Вопросов, требующих внимания, было гораздо больше, чем мог вообще ухватить один человек. Да и компетентных специалистов в целом не хватало, и это во многом объясняло те пляски на граблях, устроенные советским правительством в первые годы после революции. Когда руководить действительно важными направлениями ставили людей с тремя классами образования, но зато с дореволюционным стажем в партии. Верных, а не умных. Где-то это срабатывало, где-то — нет. Верховный же хотел сделать наоборот, поставить на ключевые посты умных, а уже потом, кнутом или пряниками, сделать из них верных. Тех же, кто не способен будет принять новые реалии — придётся снимать, так что кадровые перестановки в стране ожидались глобальные и масштабные.
Но курочка клюёт по зёрнышку, и всё это предстоит делать постепенно, медленно нагревая воду в банке с лягушками, а не бросая их в кипяток. Иначе не защитит никакое КГБ. Политика это в целом искусство балансировать на острие ножа, продвигая при этом собственные идеи. Керенский пытался только балансировать, за что и поплатился.
Корнилов подписал очередной документ, приравнивающий железнодорожников к военнослужащим, и устало откинулся на спинку кресла. Викжель, профсоюз железнодорожников, активно сопротивлялся таким нововведениям, вплоть до угрозы всеобщей забастовки, но всё же понимал, что церемониться с ними генерал не станет. Так что железные дороги с этого момента переходили на военное положение, со всеми вытекающими. И значит, военно-полевые суды теперь могли выносить приговор не только сбежавшему с поля боя солдатику, но и сердобольному железнодорожнику, посадившему его в вагон с углём. Генерал осознавал, что ситуацию целиком это не исправит, но хотя бы немного помочь могло.

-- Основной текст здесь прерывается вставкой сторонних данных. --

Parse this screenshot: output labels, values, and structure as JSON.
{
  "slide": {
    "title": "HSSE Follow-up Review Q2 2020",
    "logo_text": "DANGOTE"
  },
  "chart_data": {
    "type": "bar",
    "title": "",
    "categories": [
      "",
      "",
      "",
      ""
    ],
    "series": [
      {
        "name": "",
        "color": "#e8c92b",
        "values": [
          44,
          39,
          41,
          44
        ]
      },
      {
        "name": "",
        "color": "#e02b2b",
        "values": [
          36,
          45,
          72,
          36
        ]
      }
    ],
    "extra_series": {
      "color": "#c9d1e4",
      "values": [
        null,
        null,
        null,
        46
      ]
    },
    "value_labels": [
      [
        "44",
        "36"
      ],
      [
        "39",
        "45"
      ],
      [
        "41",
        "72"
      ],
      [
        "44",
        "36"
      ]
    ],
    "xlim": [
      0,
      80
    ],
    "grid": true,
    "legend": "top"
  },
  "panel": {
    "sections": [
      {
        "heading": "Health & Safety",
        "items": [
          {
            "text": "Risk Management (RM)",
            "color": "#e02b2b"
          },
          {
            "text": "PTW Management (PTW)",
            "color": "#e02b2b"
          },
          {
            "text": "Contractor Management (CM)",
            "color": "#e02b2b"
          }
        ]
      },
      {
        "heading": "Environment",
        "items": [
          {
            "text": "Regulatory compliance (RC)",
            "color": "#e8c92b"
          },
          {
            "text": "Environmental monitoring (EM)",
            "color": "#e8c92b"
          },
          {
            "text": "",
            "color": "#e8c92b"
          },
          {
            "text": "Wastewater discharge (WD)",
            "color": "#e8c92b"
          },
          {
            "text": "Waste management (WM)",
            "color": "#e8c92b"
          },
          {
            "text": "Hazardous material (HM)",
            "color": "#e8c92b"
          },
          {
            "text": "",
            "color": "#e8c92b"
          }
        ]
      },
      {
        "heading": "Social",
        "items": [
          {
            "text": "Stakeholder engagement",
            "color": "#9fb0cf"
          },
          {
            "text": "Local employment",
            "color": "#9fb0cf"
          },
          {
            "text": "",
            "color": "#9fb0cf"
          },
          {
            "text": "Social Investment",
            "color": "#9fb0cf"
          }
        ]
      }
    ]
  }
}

Во многом вообще приходилось обходиться полумерами. Не так, как правительство Керенского, но всё-таки. Всех виноватых не пересажаешь, этак придётся как в анекдоте про математика, огораживать себя колючей проволокой и объявлять, что это все, кто снаружи, теперь за решёткой. Но хотя бы самых рьяных воришек и жуликов урезонить получится. Жиреющие на леваке и контрабанде интенданты и начальники военных складов уже отправляются валить лес и строить дороги, и вскоре к ним присоединятся многие гражданские чиновники.
Генерал Корнилов вновь почувствовал, что взвалил на себя непосильную ношу. Нужно срочно было искать себе помощников, на которых можно будет скинуть часть обязанностей, иначе он просто сгорит на работе. Он хоть и подписывался как Железный, но работоспособностью Железного Феликса не обладал, и уже сейчас начинал чувствовать, что зашивается с делами. Команду, которую он подобрал себе для спасения России, срочно требовалось расширять, там пока были представлены, в основном, военные, а вот гражданских специалистов, кроме Кирова и Завойко, просто не было.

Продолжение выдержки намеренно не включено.